Он хорошо помнил пустой взгляд Егора, его подрагивающие руки, когда тот протянул ему заявление об уходе, помнил свои слова — все свои бестолковые, бессвязные, уже никому не нужные слова, оборвавшиеся об один единственный
А теперь Мельникову предстояло работать бок о бок с мясником Некрасовым, который раздувался от важности, всячески намекал на особую связь с Верховным и говорил, что именно его научные разработки лягут в основу нового проекта, который перевернёт в Башне всё. В общих чертах Олег, конечно, представлял, что это за изыскания, и с какой целью всё это затевается, но погружаться в них не спешил, медлил, брезгливо стараясь держаться от Некрасова подальше, но, когда вчера в его кабинете раздался звонок и вкрадчивый голос Ставицкого произнёс: «Олег Станиславович, вы уже ознакомились с проектом Некрасова?», понял, что все его отговорки о занятости и делах кончились и идти в лабораторию всё равно придётся.
***
— Вы себе не представляете, Олег Станиславович, какие возможности открываются перед нами. К сожалению, времени у нас было не так много, некоторые эксперименты ещё не закончены, но кое-что мы уже сделали! — грохотал Некрасов, лопаясь от самодовольства.
Он водил Олега по своей лаборатории, знакомил с персоналом, показывал результаты, и не замолкал ни на секунду. Сейчас они остановились в помещении, где содержались подопытные мыши, и их тревожный писк, аккомпанировавший речи Некрасова, действовал Мельникову на нервы.
— Я могу без ложной скромности сказать, что мы полностью готовы применить нашу методику на людях, — продолжил Некрасов. — Это будет грандиозно! Такого ещё человечество не знало, по крайней мере в таких масштабах. Нам удалось разработать критерии, по которым исходя из простого анализа крови можно с девяностошестипроцентной точностью установить степень совместимости предполагаемых партнёров для получения наиболее удачного с точки зрения генетики потомства.
— Партнёров? — рассеянно переспросил Мельников.
— Ну, не совсем партнёров. Разумеется, речь идёт об искусственном оплодотворении, мы же не звери какие, чтобы заставлять людей заниматься спариванием, — Некрасов хохотнул, и Олегу показалось, что он даже жалеет об этом, и, если бы ему позволили, он бы с удовольствием устроил и такой эксперимент.

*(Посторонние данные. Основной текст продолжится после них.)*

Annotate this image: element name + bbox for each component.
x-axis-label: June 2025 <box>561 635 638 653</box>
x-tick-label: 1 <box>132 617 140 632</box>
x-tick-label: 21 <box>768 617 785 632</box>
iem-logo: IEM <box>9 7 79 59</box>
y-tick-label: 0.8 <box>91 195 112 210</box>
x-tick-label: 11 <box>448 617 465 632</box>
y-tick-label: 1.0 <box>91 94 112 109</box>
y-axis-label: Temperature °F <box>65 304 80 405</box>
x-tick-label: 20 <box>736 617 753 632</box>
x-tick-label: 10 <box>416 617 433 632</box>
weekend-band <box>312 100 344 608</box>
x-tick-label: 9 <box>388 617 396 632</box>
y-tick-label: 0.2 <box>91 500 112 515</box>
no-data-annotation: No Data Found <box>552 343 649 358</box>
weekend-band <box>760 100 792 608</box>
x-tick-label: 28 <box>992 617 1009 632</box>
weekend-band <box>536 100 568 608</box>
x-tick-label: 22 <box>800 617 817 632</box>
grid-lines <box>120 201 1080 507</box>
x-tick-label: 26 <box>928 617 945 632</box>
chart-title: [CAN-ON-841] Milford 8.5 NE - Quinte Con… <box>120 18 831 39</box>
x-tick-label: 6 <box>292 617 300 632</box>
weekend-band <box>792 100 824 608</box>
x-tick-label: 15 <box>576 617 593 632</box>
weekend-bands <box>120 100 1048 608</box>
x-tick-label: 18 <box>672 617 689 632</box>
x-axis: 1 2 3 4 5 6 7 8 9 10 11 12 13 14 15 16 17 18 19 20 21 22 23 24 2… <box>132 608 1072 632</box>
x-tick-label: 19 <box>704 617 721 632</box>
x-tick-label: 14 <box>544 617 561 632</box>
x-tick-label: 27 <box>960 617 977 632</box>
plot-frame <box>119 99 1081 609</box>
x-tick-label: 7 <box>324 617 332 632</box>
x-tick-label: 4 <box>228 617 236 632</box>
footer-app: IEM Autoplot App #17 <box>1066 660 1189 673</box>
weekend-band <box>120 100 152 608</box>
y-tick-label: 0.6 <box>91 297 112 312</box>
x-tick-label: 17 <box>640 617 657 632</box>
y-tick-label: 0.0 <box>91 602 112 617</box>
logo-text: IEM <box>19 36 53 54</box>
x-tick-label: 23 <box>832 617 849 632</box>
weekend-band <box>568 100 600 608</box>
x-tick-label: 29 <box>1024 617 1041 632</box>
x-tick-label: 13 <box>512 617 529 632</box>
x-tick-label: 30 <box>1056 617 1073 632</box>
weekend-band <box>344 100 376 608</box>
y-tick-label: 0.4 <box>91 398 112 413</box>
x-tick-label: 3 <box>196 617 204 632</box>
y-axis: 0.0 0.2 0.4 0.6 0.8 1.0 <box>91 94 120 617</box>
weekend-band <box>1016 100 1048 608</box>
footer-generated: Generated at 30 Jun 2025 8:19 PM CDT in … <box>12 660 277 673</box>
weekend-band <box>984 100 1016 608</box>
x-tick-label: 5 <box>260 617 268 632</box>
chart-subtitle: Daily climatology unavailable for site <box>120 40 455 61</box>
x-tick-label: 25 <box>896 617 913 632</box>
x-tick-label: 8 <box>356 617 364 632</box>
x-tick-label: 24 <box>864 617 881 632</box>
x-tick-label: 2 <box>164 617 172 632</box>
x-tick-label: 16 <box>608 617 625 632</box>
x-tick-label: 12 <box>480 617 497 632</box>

Мельников содрогнулся от отвращения. Впрочем, то, что предлагал Некрасов, было немногим лучше.
— Я думаю начать с двух сотен маток, — заявил Некрасов.
— Маток? — Олег поперхнулся.
— Да, мы ввели такой термин. Мне кажется, это благозвучнее, чем самка. Впрочем, если вы настаиваете…
— Я не настаиваю, продолжайте, — отмахнулся Мельников, перевёл взгляд на стоящую рядом клетку, где суетились несколько белоснежных мышек с красными носами и глазками, похожими на бусинки.
— В общем, двух сотен маток будет достаточно. В административном секторе уже готовят списки. Это должны быть женщины от шестнадцати до двадцати четырёх лет, не рожавшие, ну и, разумеется, низкого происхождения. Подберём пятьсот девушек, обследуем их — нам нужны только самые здоровые особи, желательно приятной наружности. Из них двести будут отобраны для эксперимента.
— Наружность, я так понимаю, Александр Романович, вы собираетесь оценивать лично? — не удержался от сарказма Олег.
— Почему я? Вы тоже можете принять участие, если захотите, — Некрасов сарказм то ли не заметил, то ли специально проигнорировал.
— Нет уж, спасибо. Я вам доверяю в этом вопросе, — произнёс Мельников. В висках стучало, к горлу подкатывала тошнота. Ему казалось, что всё это происходит в каком-то кошмарном сне, потому что наяву такого просто не может быть.
— А производителей мы уже негласно отобрали в процессе исследований, и даже имеем достаточно материала, чтобы начать хоть завтра.